This morning, after leisurely reading the paper, making a nice breakfast for my husband, and quickly checking email, facebook and etc., I realized I was going to have to step on it to make it to church on time. Glancing in the mirror before jumping in the shower, I decided I could get by without washing my hair. Thinking that it might be a good idea to assure my hairdo would survive the shower, I remembered I had a shower cap somewhere. Yes, indeed, I did have a shower cap. I had a lot of shower caps as a matter of fact. Then, the tears started.

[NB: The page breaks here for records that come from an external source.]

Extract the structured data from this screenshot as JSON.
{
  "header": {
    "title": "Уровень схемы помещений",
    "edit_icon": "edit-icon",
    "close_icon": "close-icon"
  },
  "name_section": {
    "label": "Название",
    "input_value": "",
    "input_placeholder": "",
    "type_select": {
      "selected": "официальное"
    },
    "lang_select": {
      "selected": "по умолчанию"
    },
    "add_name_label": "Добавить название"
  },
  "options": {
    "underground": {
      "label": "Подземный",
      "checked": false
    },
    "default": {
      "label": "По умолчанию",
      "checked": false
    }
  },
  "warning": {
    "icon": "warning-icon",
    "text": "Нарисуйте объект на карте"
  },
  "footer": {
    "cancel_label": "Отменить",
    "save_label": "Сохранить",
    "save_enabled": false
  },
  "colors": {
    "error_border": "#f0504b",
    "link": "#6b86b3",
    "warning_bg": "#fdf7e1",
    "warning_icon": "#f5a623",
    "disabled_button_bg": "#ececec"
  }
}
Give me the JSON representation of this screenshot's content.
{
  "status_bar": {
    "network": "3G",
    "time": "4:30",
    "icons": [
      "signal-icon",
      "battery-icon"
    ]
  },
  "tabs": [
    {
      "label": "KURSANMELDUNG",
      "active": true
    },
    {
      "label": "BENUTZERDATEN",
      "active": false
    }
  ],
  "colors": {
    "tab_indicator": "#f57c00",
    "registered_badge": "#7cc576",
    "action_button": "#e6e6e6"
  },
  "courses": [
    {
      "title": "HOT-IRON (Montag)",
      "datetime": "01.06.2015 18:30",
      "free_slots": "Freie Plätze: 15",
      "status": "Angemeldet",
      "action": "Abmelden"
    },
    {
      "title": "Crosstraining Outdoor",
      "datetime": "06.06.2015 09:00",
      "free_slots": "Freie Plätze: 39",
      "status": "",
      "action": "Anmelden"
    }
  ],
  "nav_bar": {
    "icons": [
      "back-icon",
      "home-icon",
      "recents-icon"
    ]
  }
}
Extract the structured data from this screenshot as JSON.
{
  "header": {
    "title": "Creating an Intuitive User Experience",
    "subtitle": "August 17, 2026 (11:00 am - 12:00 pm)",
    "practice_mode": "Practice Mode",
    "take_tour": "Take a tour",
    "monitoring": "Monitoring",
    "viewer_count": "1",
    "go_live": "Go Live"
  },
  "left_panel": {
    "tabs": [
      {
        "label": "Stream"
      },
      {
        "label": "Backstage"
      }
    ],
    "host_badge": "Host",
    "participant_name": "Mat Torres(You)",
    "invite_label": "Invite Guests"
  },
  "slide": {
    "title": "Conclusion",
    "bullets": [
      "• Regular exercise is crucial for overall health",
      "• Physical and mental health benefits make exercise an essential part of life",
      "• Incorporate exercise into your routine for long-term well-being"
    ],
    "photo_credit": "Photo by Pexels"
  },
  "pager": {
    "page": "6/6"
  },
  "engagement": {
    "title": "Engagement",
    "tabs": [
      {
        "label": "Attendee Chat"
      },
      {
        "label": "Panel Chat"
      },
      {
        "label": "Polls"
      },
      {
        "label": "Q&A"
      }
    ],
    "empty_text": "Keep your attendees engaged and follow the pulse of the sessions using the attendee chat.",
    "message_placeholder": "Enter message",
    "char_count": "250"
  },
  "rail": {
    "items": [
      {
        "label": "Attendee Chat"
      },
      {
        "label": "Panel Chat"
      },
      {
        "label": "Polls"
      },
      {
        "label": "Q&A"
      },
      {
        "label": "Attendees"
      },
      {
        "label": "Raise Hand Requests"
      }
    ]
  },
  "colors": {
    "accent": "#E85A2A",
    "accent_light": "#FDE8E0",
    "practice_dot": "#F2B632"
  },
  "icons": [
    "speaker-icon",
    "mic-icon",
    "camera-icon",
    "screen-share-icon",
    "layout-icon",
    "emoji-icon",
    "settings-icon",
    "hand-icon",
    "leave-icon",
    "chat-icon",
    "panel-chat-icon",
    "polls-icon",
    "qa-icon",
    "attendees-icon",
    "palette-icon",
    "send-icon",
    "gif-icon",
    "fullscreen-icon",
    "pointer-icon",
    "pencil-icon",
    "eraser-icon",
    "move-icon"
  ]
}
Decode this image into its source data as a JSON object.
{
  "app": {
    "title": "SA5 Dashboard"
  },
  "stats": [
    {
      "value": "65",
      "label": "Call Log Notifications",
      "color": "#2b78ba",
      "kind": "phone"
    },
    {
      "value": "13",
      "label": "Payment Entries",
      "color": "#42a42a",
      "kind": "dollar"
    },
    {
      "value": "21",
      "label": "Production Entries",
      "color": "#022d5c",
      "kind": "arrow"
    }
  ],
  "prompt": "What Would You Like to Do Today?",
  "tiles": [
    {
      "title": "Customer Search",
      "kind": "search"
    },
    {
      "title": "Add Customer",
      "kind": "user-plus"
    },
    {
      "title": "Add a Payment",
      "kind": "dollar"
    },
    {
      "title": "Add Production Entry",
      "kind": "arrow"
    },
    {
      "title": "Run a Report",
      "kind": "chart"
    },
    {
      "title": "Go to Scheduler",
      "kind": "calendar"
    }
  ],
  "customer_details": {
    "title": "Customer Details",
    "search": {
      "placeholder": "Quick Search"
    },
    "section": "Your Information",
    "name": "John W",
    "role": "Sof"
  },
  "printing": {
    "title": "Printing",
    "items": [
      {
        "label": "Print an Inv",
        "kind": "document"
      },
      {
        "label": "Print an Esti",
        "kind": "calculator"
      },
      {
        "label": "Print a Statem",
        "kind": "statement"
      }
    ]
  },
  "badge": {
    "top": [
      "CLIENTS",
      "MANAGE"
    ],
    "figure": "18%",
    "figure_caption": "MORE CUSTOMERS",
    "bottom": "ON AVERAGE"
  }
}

Julie had very curly hair. She hated washing her hair at my house because we use a water softener. She maintained that the soft water made her hair impossible to work with. She was right. Soft water does not work well with curly hair. The last time she was here, she searched for a shower cap so she wouldn't have to deal with frizzy hair if she showered without washing her hair. Finally, after a search through drawers, and her sister's bags, a shower cap was produced.
A few weeks later, my husband and I went to Europe for a month. It seemed that every hotel had a free shower cap next to the bathroom sink. The river boat that we went on also provided shower caps. I began to collect them all. I thought it would be a fun souvenir from the trip. I planned on surprising Julie with a new shower cap from somewhere in Europe every time she came home.
Of course, Julie never came home again. Her last trip home was on Easter weekend of this year. We left for Europe about two weeks later. I had forgotten about the shower caps until today. I had stowed them away in a bathroom drawer when we returned home, and there they remained. Who knew a shower cap could make one cry?
Iceberg lettuce has the same effect. When I encounter it in a salad, I either get teary eyed, or I have to smile to myself about how much Julie hated iceberg lettuce. She called it white trash lettuce, or wt lettuce for short. My girls and I can't eat it without thinking of Julie. Who knew that lettuce could bring out these powerful emotions?
Today at church, I ran into a friend who lost her daughter 14 years ago. She recalled how the little things can trigger a memory or a reminder. She said for her it is cottage cheese. Her daughter was the only one in the house to eat cottage cheese. I understand how cottage cheese can make one be struck with the terrible reality of what has been lost. I get that. I know that something as simple as cottage cheese can make a mother cry like she just lost her baby because, you see, she did. She lost her beautiful daughter to cancer, and now she no longer buys cottage cheese. She and I belong to a club neither of us wanted to join. We know how it hurts to lose a child. She understands, really understands, why I cried over that shower cap before I went to church this morning.